Durant les entretiens, les opérateurs commerciaux ont exprimé de nombreuses inquiétudes quant à leur capacité à utiliser un logiciel sophistiqué, compte tenu de leur manque de formation. La probabilité qu’une entreprise s’engage sur la voie de la numérisation dépend grandement de sa taille. Les plus grandes sociétés sont généralement mieux loties au niveau technologique et des compétences numériques nécessaires, mais les petits commerçants sont souvent confrontés à d’importants obstacles. Ils ne sont souvent pas équipés du matériel informatique de base dont ils auraient besoin, comme un ordinateur et une connexion Internet fiable, à cause de problèmes financiers essentiellement. Ils sont donc nombreux à utiliser encore des méthodes basées sur les documents papier pour mener leurs activités commerciales.
Le recours à des processus manuels peut être attribué, du reste, à divers facteurs.
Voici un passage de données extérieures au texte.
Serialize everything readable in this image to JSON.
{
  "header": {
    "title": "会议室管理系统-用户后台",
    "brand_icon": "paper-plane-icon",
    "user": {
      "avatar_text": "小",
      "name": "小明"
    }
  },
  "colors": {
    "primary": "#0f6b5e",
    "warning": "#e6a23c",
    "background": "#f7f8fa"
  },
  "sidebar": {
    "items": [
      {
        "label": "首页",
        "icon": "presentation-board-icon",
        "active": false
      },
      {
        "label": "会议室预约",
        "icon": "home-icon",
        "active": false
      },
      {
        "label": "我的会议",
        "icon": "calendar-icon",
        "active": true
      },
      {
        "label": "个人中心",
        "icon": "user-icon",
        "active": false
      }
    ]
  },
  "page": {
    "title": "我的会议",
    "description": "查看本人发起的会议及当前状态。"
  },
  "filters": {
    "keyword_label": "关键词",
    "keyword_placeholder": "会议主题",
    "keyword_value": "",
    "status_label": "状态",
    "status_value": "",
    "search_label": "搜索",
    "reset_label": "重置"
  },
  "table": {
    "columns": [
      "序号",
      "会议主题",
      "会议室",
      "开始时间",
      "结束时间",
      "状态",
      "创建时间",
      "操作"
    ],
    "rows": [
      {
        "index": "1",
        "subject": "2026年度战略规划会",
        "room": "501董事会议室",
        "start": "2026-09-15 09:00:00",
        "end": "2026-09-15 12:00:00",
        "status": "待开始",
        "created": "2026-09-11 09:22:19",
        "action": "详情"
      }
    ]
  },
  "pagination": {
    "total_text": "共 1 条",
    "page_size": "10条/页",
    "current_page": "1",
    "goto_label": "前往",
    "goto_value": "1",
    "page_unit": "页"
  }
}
Pour certains, il émane d’une sorte de « résistance culturelle » face au changement : les opérateurs, qui utilisent certaines pratiques de longue date et ont l’habitude des méthodes traditionnelles, ont du mal à passer au numérique. Pour d’autres, l’accès limité à la technologie et une formation inadéquate ne font qu’aggraver le problème.
Concernant le potentiel de contrebande, il est fondamental de tenir compte du fait que, même si certains négociants peuvent s’engager dans des activités illicites, le principal problème mis en lumière par les entretiens a trait aux difficultés pratiques que rencontrent les opérateurs commerciaux et à leur résistance face à la numérisation. Il n’existe pas forcément de lien direct entre la réticence à utiliser des outils numériques et les activités de contrebande, même si les inefficacités dans le travail douanier peuvent parfois créer des conditions favorables à la conduite d’activités illégales.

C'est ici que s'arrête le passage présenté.